Отошли посоветоваться.
– Я считаю, что их нужно обоих расстрелять, – предложил Бондарев. – Они знают, чьи и куда должны пойти эти деньги. Не хотят говорить, и не надо. На том свете пожалеют. «При попытке к бегству» их и прикончим. Пусть не бегают от нас. Одного пока оставим, а второго, что сидит за рулем, отпустим. Ну а ты там посмотри по обстоятельствам и реши эту проблему, – сказал он мне.

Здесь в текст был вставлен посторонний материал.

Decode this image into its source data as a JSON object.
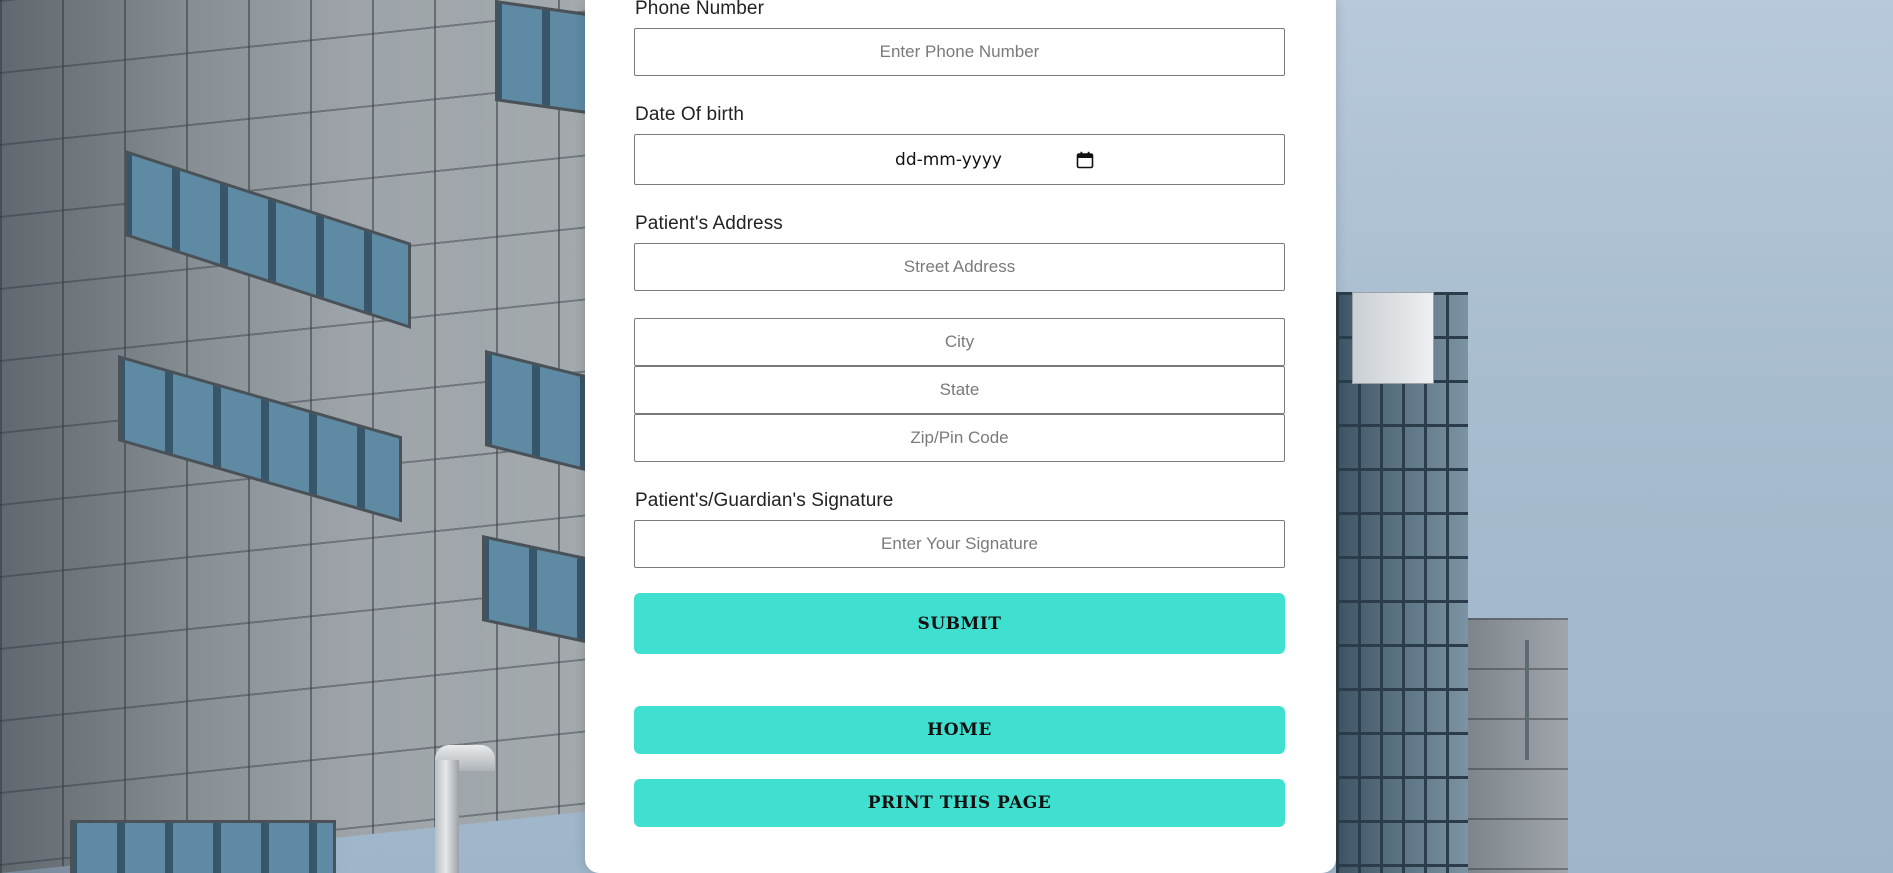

Отпущенный афганец, не веря еще в свое освобождение, часто кланяясь, побежал в сторону, куда мы ему указали. Не добежал.
– Ну а ты давай, быстрее гони отсюда, пока не передумали, – передал переводчик водителю. – Поезжай, в ту сторону, – и он рукой показал на кишлак, перед которым горели автомобили, и черный дым столбом поднимался вверх.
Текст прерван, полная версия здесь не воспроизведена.